Opponents mounted a well-financed campaign against the measure, saying it would require a 30 percent cut in state programs and cause thousands of teachers, police and firefighters to lose their jobs.
On another pocketbook issue, Montana voters overwhelmingly approved a measure to cap interest rates on payday loans at 36 percent. The state previously had no limit, and the annual percentage rate on those loans is around 400 percent.
In an issue of interest to many retirees, measures making hunting and fishing a constitutionally protected right won by wide margins in Arkansas, South Carolina and Tennessee. But voters rejected a similar measure in Arizona.
Fourteen states and the District of Columbia already allow the use of marijuana to treat certain medical conditions. On Tuesday, though, voters rejected a measure to legalize medical marijuana in South Dakota, and a similar initiative was losing by a few thousand votes in Arizona. They also rejected expansions of current pot laws in California and Oregon, where medical marijuana is already legal.
An Oregon initiative to license farmers to grow pot for marijuana dispensaries failed by a large margin, and Californians decisively defeated an initiative to legalize the growing and selling of pot for recreational use.
California was the first state in the nation to approve medical marijuana, and the initiative on Tuesday’s ballot would have made it the first state to legalize pot for recreational use.
California voters upheld the state's landmark climate change law, sending a strong pro-environment message amid claims that the law would cause further job losses in a state where the unemployment rate is above 12 percent. Republican Gov. Arnold Schwarzenegger, in his final year in office, joined environmentalists in defending the climate change law that he championed and that he ranks as vital to what he considers to be his pro-environment legacy.
Californians also upheld a nonpartisan citizens redistricting commission created in 2008 to make legislative races more competitive. The commission will replace politicians in the once-a-decade process of drawing new legislative boundaries based on new census figures. The politicians had created districts that were solidly aligned with either the Democratic or Republican Party.

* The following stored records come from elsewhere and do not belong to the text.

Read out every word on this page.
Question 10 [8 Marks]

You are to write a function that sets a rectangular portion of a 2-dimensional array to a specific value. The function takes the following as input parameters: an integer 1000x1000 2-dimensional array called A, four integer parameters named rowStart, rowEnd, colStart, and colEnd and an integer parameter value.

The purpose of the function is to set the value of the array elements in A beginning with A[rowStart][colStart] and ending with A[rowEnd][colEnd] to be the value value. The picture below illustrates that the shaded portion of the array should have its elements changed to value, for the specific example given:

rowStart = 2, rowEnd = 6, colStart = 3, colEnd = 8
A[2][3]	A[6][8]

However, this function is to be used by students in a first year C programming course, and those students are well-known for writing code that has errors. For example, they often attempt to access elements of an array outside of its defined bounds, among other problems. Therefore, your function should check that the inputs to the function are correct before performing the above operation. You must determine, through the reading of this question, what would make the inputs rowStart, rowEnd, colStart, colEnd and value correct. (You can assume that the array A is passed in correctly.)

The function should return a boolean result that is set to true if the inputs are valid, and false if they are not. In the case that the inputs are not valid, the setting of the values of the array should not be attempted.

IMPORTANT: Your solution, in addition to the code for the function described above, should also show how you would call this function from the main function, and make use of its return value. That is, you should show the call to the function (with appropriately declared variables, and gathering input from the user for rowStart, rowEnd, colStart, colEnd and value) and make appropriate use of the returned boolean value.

The state’s voters also adopted another measure on Tuesday that will expand the redistricting commission’s power to include drawing the boundaries for California's U.S. House districts.
In Florida, the voters strongly supported two measures aimed at ensuring more competitive legislative and U.S. House districts there. The two initiatives require the districts be compact and equal in population, and to make use of existing city, county and geographical boundaries. The amendments also prohibit drawing districts to favor or disfavor an incumbent or a political party.
“These victories resonate with a big theme of American politics in 2010, which is that voters want more say and don't want to leave such big decisions in the hands of possibly self-interested lawmakers,” says Graves, Ballotpedia editor.
Laura Mecoy is a freelance writer based in California.